The staff were almost all Moirans, with a sprinkling of Camites and one visiting scientist who looked like a Dinan/Ivyn breed. Obvious to Kath Two, and probably to the others as well, was that her kin had slept long and hard after coming to this place, where they were cut off from the rest of their race while continually exposed to the pheromones, smells, calls, and behaviors of those animals and plants. Resulting epigenetic shifts had rendered them well qualified to do this kind of work, to do it all day long, and to live here indefinitely. This truly was the back of beyond — even more isolated than certain boneyard habitats that had become proverbial for remoteness — and the Moirans here all shared a kind of thousand-yard stare that was only intensified by the fact that they were predominantly green-eyed. They moved slowly, they appeared to think slowly, and they were always reacting to stimuli — auditory? olfactory? imaginary? — that Kath Two could not even detect.

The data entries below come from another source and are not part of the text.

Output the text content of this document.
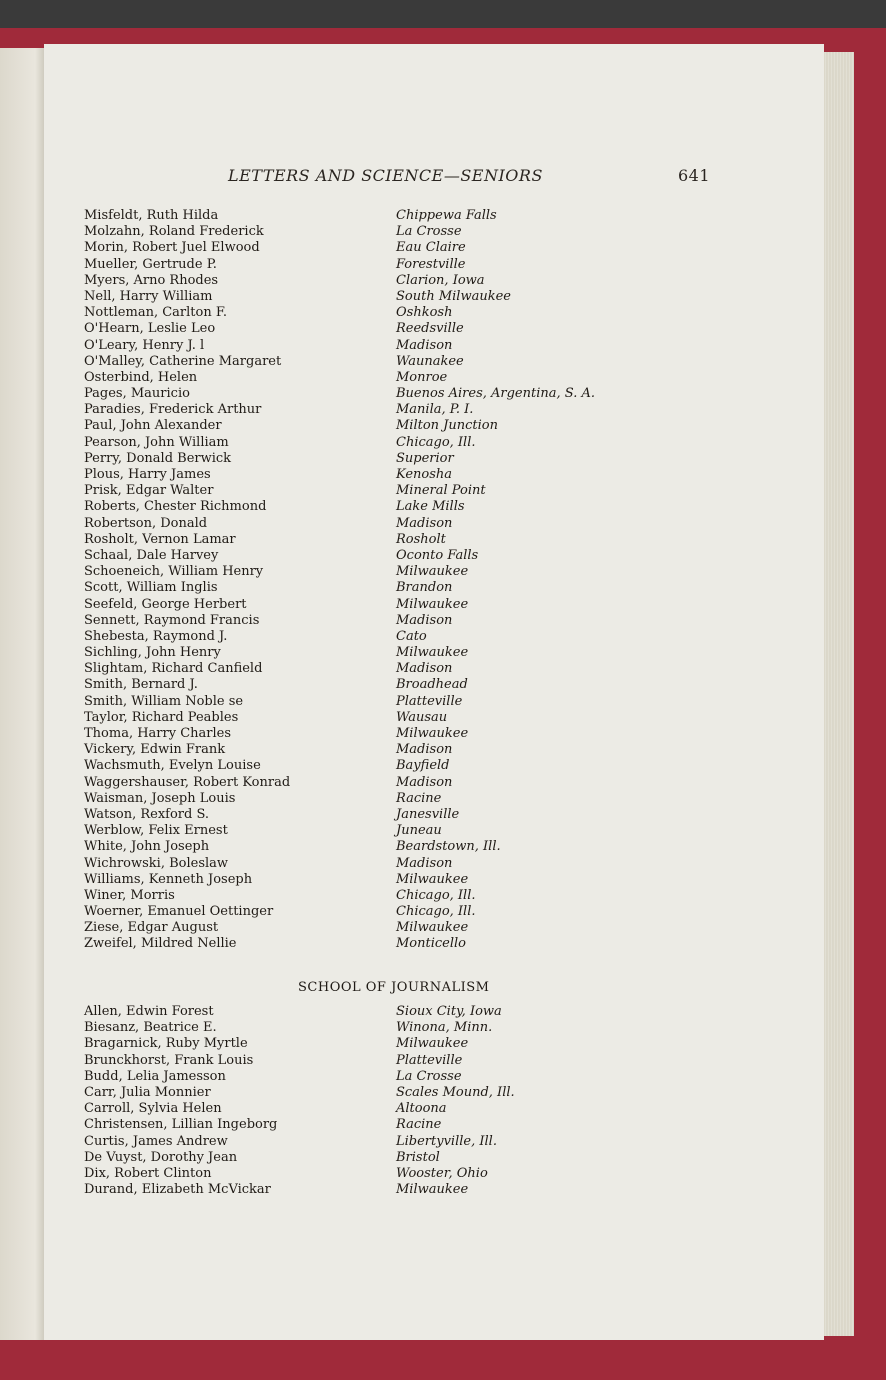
LETTERS AND SCIENCE—SENIORS	641
Misfeldt, Ruth Hilda	Chippewa Falls
Molzahn, Roland Frederick	La Crosse
Morin, Robert Juel Elwood	Eau Claire
Mueller, Gertrude P.	Forestville
Myers, Arno Rhodes	Clarion, Iowa
Nell, Harry William	South Milwaukee
Nottleman, Carlton F.	Oshkosh
O'Hearn, Leslie Leo	Reedsville
O'Leary, Henry J. l	Madison
O'Malley, Catherine Margaret	Waunakee
Osterbind, Helen	Monroe
Pages, Mauricio	Buenos Aires, Argentina, S. A.
Paradies, Frederick Arthur	Manila, P. I.
Paul, John Alexander	Milton Junction
Pearson, John William	Chicago, Ill.
Perry, Donald Berwick	Superior
Plous, Harry James	Kenosha
Prisk, Edgar Walter	Mineral Point
Roberts, Chester Richmond	Lake Mills
Robertson, Donald	Madison
Rosholt, Vernon Lamar	Rosholt
Schaal, Dale Harvey	Oconto Falls
Schoeneich, William Henry	Milwaukee
Scott, William Inglis	Brandon
Seefeld, George Herbert	Milwaukee
Sennett, Raymond Francis	Madison
Shebesta, Raymond J.	Cato
Sichling, John Henry	Milwaukee
Slightam, Richard Canfield	Madison
Smith, Bernard J.	Broadhead
Smith, William Noble se	Platteville
Taylor, Richard Peables	Wausau
Thoma, Harry Charles	Milwaukee
Vickery, Edwin Frank	Madison
Wachsmuth, Evelyn Louise	Bayfield
Waggershauser, Robert Konrad	Madison
Waisman, Joseph Louis	Racine
Watson, Rexford S.	Janesville
Werblow, Felix Ernest	Juneau
White, John Joseph	Beardstown, Ill.
Wichrowski, Boleslaw	Madison
Williams, Kenneth Joseph	Milwaukee
Winer, Morris	Chicago, Ill.
Woerner, Emanuel Oettinger	Chicago, Ill.
Ziese, Edgar August	Milwaukee
Zweifel, Mildred Nellie	Monticello
SCHOOL OF JOURNALISM
Allen, Edwin Forest	Sioux City, Iowa
Biesanz, Beatrice E.	Winona, Minn.
Bragarnick, Ruby Myrtle	Milwaukee
Brunckhorst, Frank Louis	Platteville
Budd, Lelia Jamesson	La Crosse
Carr, Julia Monnier	Scales Mound, Ill.
Carroll, Sylvia Helen	Altoona
Christensen, Lillian Ingeborg	Racine
Curtis, James Andrew	Libertyville, Ill.
De Vuyst, Dorothy Jean	Bristol
Dix, Robert Clinton	Wooster, Ohio
Durand, Elizabeth McVickar	Milwaukee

The existence of seven distinct human races, as well as various Aïdan subraces, provided modern society with a rich fund of opportunities for socially awkward happenings. The few hours they spent on the beach at Mokupuku, watching the locals unload samples from the vehicle and hose the shit out of it with pressurized seawater, were long ones for Kath Two as she sensed other members of the Seven glancing back and forth between her and these, and wondering how long it would take Kath Two to go that way if she extended her stay. These people had created, and were self-aware and self-proud of having created, an original culture around the place where they lived. Which for all practical purposes was synonymous with the ecosystem that they were installing in it. Not for them scientific detachment. Was it really wise to station Moirans in a place where they could live as closely with epigenetic animal species as medieval Europeans had with their swine and their fowl? Were these animals scientific specimens, livestock, or pets to them? Kath Two watched their uncomfortably familiar interactions with those animals and they watched her watching them. They had woven into their dreadlocks the bright feathers of birds that on Old Earth would have been called exotic: a word that was useless here, since humans had made them, patterning them after the parrots, toucans, and cockatoos of long-extinct jungles on the theory that if colorful plumage had been useful to birds there, it would be useful to them here. “Inotic”? “Anthroötic”? Anyway, they were weird people, and they were lifers in the sense that no conceivable home could be found for them on the ring. Not unless they went back to sleep for a while and tried to roll back the changes that their environment had bent on them. But that was no easy thing. As long as a Moiran kept changing, she could keep changing, but if she stayed one way for too long she would “take a set,” as the expression went, and find it hard to change back. These, Kath Two suspected, had definitely taken a set. They were obviously interbreeding with the Camite staff, who in racially characteristic fashion had adapted to the place where they had found themselves and were looking for ways to make it work for the people surrounding them.